La seconda assemblea a Molassana
17 Maggio 2019 GENOVASOLIDALE - Web

Giovedì 16 giugno, seconda assemblea sui migranti a Villa Ines. Tema centrale l’installazione di telecamere intorno alla villa, come approvato in Consiglio Comunale, orari e controlli più rigidi per i ragazzi ospitati.

Nella prima assemblea del 7 maggio la sala della parrocchia di San Siro era strapiena, L’iniziativa del 16 è stata convocata nel Municipio di piazza dell’Olmo, in una sala con una capienza tripla, che però non è riuscita a contenere tutti i partecipanti.
Genova24 aveva preannunciato “un’assemblea pubblica molto animata” , la partecipazione di tanti cittadini “che fanno parte della rete Genovasolidale” ma anche di “tanti sostenitori della Lega”.
Prima sorpresa: questi ultimi superavano di poco la decina e anche i “numerosissimi cittadini” “timorosi o preoccupati” per l’arrivo dei migranti non si sono manifestati. Infatti questo tema, la paura per 50 giovani maschi, ampiamente agitato nella prima assemblea, non è stato neppure accennato. Nella parrocchia di san Siro era stato don Giacomo Martino a rispondere ai cittadini, questa volta c’era l’assessore comunale alla sicurezza della Lega.
Seconda sorpresa. Chi ricordava uno Stefano Garassino come l’audace che prometteva calci nel sedere a chi chiedeva l’elemosina, l’intrepido accusatore del “suo nemico numero uno, don Martino”, il coraggioso tribuno animatore delle fiaccolate di Multedo è rimasto spiazzato. L’assessore della Lega ha ampiamente e ripetutamente elogiato la struttura della Caritas a Coronata, il comportamento dei migranti a Multedo e persino lo stesso don Martino. L’assessore leghista che, per non farsi mancare nulla, si era fatto accompagnare da camionette di poliziotti, sembrava, a detta di alcuni, un moderato.
Elogi per il comportamento dei migranti, scarico delle responsabilità per i CAS sulla prefettura, ampia disponibilità ad ascoltare. Si è anche dichiarato “indifferente in un senso o nell’altro ” sull’installazione delle telecamere, prima ancora che l’assemblea si pronunciasse contro.
Sì! La Genova solidale esiste, deve continuare ad alzarsi, a confrontarsi, a farsi sentire e a unirsi.
Sì! La Genova solidale esiste, deve continuare ad alzarsi, a confrontarsi, a farsi sentire e a unirsi.
Nel dibattito animato ma nel complesso pacato, gestito con equilibrio da Roberto D’Avolio e Barbara Comparini, molti hanno motivato il rifiuto delle telecamere accolti da fragorosi applausi ma non potevano mancare accenni ai 49 milioni spariti dalle casse della Lega (ecco dove dovrebbero mettere le telecamere) e alle vicende di Legnano.
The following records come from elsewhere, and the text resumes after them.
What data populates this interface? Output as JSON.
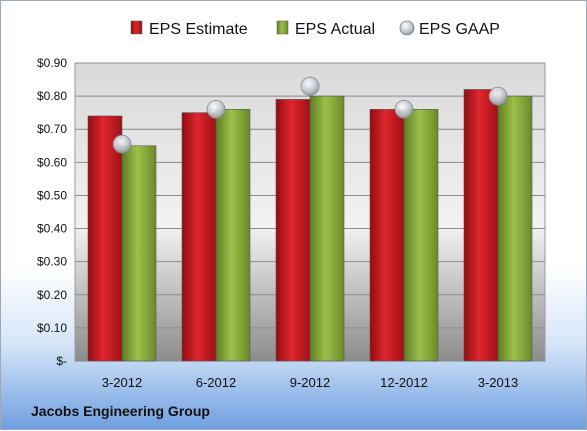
{
  "chart_data": {
    "type": "bar",
    "categories": [
      "3-2012",
      "6-2012",
      "9-2012",
      "12-2012",
      "3-2013"
    ],
    "series": [
      {
        "name": "EPS Estimate",
        "kind": "bar",
        "color": "#c4161c",
        "values": [
          0.74,
          0.75,
          0.79,
          0.76,
          0.82
        ]
      },
      {
        "name": "EPS Actual",
        "kind": "bar",
        "color": "#86a83a",
        "values": [
          0.65,
          0.76,
          0.8,
          0.76,
          0.8
        ]
      },
      {
        "name": "EPS GAAP",
        "kind": "marker",
        "color": "#b9c0c8",
        "values": [
          0.655,
          0.76,
          0.83,
          0.76,
          0.8
        ]
      }
    ],
    "ylim": [
      0,
      0.9
    ],
    "yticks": [
      0,
      0.1,
      0.2,
      0.3,
      0.4,
      0.5,
      0.6,
      0.7,
      0.8,
      0.9
    ],
    "ytick_labels": [
      "$-",
      "$0.10",
      "$0.20",
      "$0.30",
      "$0.40",
      "$0.50",
      "$0.60",
      "$0.70",
      "$0.80",
      "$0.90"
    ],
    "legend_position": "top",
    "grid": true,
    "footer": "Jacobs Engineering Group"
  }
}
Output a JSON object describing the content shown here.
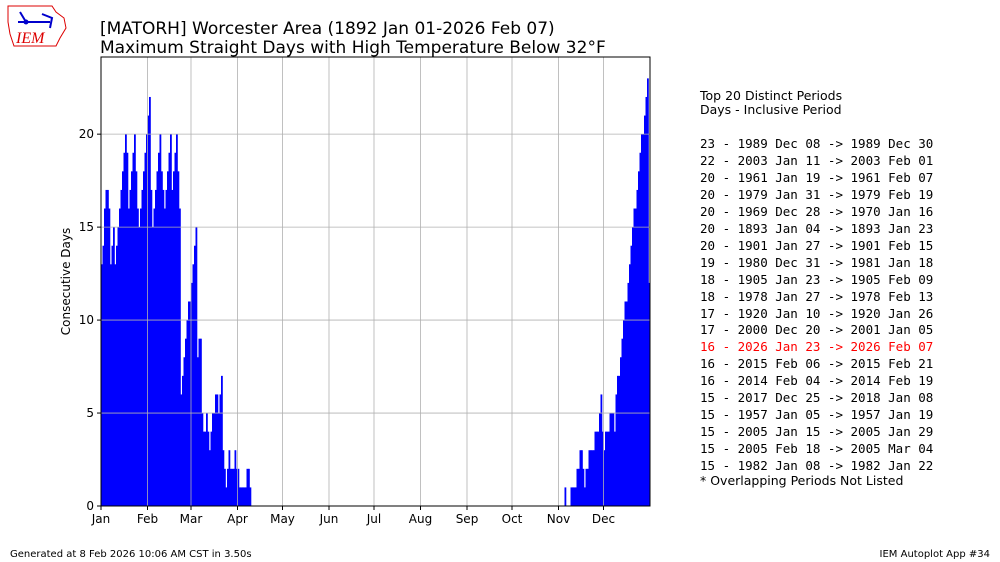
{
  "logo_text": "IEM",
  "title_line1": "[MATORH] Worcester Area (1892 Jan 01-2026 Feb 07)",
  "title_line2": "Maximum Straight Days with High Temperature Below 32°F",
  "legend": {
    "heading1": "Top 20 Distinct Periods",
    "heading2": "Days - Inclusive Period",
    "note": "* Overlapping Periods Not Listed",
    "highlight_color": "#ff0000",
    "rows": [
      {
        "text": "23 - 1989 Dec 08 -> 1989 Dec 30",
        "hl": false
      },
      {
        "text": "22 - 2003 Jan 11 -> 2003 Feb 01",
        "hl": false
      },
      {
        "text": "20 - 1961 Jan 19 -> 1961 Feb 07",
        "hl": false
      },
      {
        "text": "20 - 1979 Jan 31 -> 1979 Feb 19",
        "hl": false
      },
      {
        "text": "20 - 1969 Dec 28 -> 1970 Jan 16",
        "hl": false
      },
      {
        "text": "20 - 1893 Jan 04 -> 1893 Jan 23",
        "hl": false
      },
      {
        "text": "20 - 1901 Jan 27 -> 1901 Feb 15",
        "hl": false
      },
      {
        "text": "19 - 1980 Dec 31 -> 1981 Jan 18",
        "hl": false
      },
      {
        "text": "18 - 1905 Jan 23 -> 1905 Feb 09",
        "hl": false
      },
      {
        "text": "18 - 1978 Jan 27 -> 1978 Feb 13",
        "hl": false
      },
      {
        "text": "17 - 1920 Jan 10 -> 1920 Jan 26",
        "hl": false
      },
      {
        "text": "17 - 2000 Dec 20 -> 2001 Jan 05",
        "hl": false
      },
      {
        "text": "16 - 2026 Jan 23 -> 2026 Feb 07",
        "hl": true
      },
      {
        "text": "16 - 2015 Feb 06 -> 2015 Feb 21",
        "hl": false
      },
      {
        "text": "16 - 2014 Feb 04 -> 2014 Feb 19",
        "hl": false
      },
      {
        "text": "15 - 2017 Dec 25 -> 2018 Jan 08",
        "hl": false
      },
      {
        "text": "15 - 1957 Jan 05 -> 1957 Jan 19",
        "hl": false
      },
      {
        "text": "15 - 2005 Jan 15 -> 2005 Jan 29",
        "hl": false
      },
      {
        "text": "15 - 2005 Feb 18 -> 2005 Mar 04",
        "hl": false
      },
      {
        "text": "15 - 1982 Jan 08 -> 1982 Jan 22",
        "hl": false
      }
    ]
  },
  "footer": {
    "left": "Generated at 8 Feb 2026 10:06 AM CST in 3.50s",
    "right": "IEM Autoplot App #34"
  },
  "chart_data": {
    "type": "bar",
    "title": "Maximum Straight Days with High Temperature Below 32°F",
    "xlabel": "",
    "ylabel": "Consecutive Days",
    "xlim": [
      1,
      366
    ],
    "ylim": [
      0,
      24.15
    ],
    "bar_color": "#0000ff",
    "grid": true,
    "xticks": [
      {
        "day": 1,
        "label": "Jan"
      },
      {
        "day": 32,
        "label": "Feb"
      },
      {
        "day": 61,
        "label": "Mar"
      },
      {
        "day": 92,
        "label": "Apr"
      },
      {
        "day": 122,
        "label": "May"
      },
      {
        "day": 153,
        "label": "Jun"
      },
      {
        "day": 183,
        "label": "Jul"
      },
      {
        "day": 214,
        "label": "Aug"
      },
      {
        "day": 245,
        "label": "Sep"
      },
      {
        "day": 275,
        "label": "Oct"
      },
      {
        "day": 306,
        "label": "Nov"
      },
      {
        "day": 336,
        "label": "Dec"
      }
    ],
    "yticks": [
      0,
      5,
      10,
      15,
      20
    ],
    "note": "values indexed by day of year starting at day 1; unlisted days are 0",
    "values_jan_apr": [
      13,
      14,
      16,
      17,
      17,
      16,
      13,
      14,
      15,
      13,
      14,
      15,
      16,
      17,
      18,
      19,
      20,
      19,
      16,
      17,
      18,
      19,
      20,
      18,
      16,
      15,
      16,
      17,
      18,
      19,
      20,
      21,
      22,
      17,
      15,
      16,
      17,
      18,
      19,
      20,
      18,
      17,
      16,
      17,
      18,
      19,
      20,
      17,
      18,
      19,
      20,
      18,
      16,
      6,
      7,
      8,
      9,
      10,
      11,
      11,
      12,
      13,
      14,
      15,
      8,
      9,
      9,
      5,
      4,
      4,
      5,
      4,
      3,
      4,
      5,
      5,
      6,
      6,
      5,
      6,
      7,
      3,
      2,
      1,
      2,
      3,
      2,
      2,
      2,
      3,
      2,
      2,
      1,
      1,
      1,
      1,
      1,
      2,
      2,
      1
    ],
    "values_nov_dec_start_day": 306,
    "values_nov_dec": [
      0,
      0,
      0,
      0,
      1,
      0,
      0,
      0,
      1,
      1,
      1,
      1,
      2,
      2,
      3,
      3,
      2,
      1,
      2,
      2,
      3,
      3,
      3,
      3,
      4,
      4,
      4,
      5,
      6,
      4,
      3,
      4,
      4,
      4,
      5,
      5,
      5,
      4,
      6,
      7,
      7,
      8,
      9,
      10,
      11,
      11,
      12,
      13,
      14,
      15,
      16,
      16,
      17,
      18,
      19,
      20,
      20,
      21,
      22,
      23,
      12
    ]
  }
}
L’assessore alla sicurezza ha reagito stizzito: “qui non si discute di politica ma di fatti concreti”. Subito un giovane gli ha fatto notare che la legge sulla sicurezza, i tagli alle organizzazioni impegnate nell’accoglienza sono i fatti concreti e politici che hanno portato i 50 migranti a Molassana. Aggiungerei spostati come pacchi da strutture dove si erano già inseriti.
L’atteggiamento dell’assessore ha indispettito la sala che ha iniziato a rumoreggiare. Quando poi oltre ai milioni scomparsi e alle vicende di Legnano si è chiesto chiarimenti sui rapporti dell’assessore e del suo partito con i gruppi fascisti di estrema destra, si è subito capito che si era toccato un nervo scoperto. L’assessore non ha voluto rispondere, ha perso l’aplomb e con scatto felino si è allontanato chiudendo di fatto l’assemblea. A questo punto dai lavoratori della FIOM è partito un compatto “vergogna, vergogna” che ha sciolto la tensione della sala.
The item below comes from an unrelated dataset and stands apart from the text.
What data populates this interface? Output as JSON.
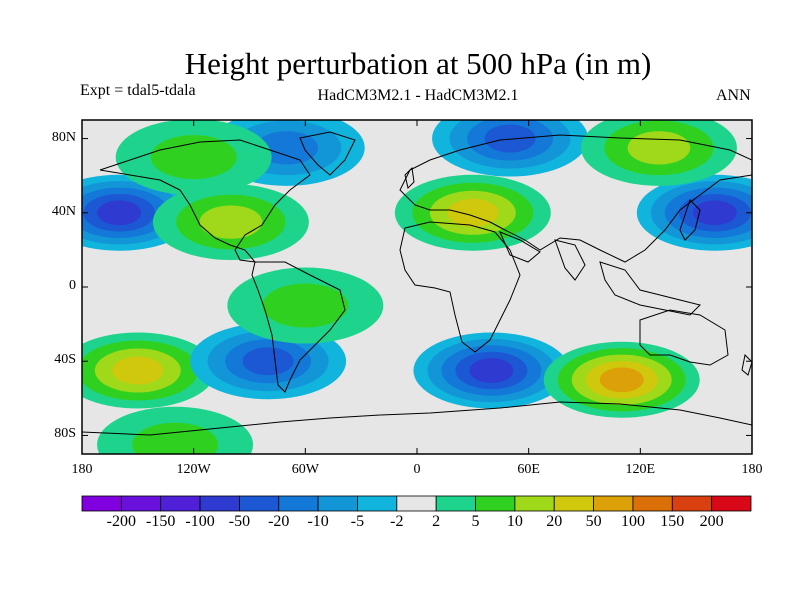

La totalità dei partecipanti, favorevoli o contrari erano chiaramente stupiti per il voltafaccia di un dirigente politico della Lega.
Quando poi l’assessore ha abbandonato a passo spedito il Municipio è stato accolto da un sarcastico applauso, fischi e cori di contestazione. Quando i partecipanti all’assemblea hanno lasciato la sala, un ragazzo entusiasta ha affermato ad alta voce che non pensava che nel quartiere ci fossero così tante persone per l’accoglienza.
Sì! La Genova solidale esiste, deve continuare ad alzarsi, a confrontarsi, a farsi sentire e a unirsi.
Sì! La Genova solidale esiste, deve continuare ad alzarsi, a confrontarsi, a farsi sentire e a unirsi.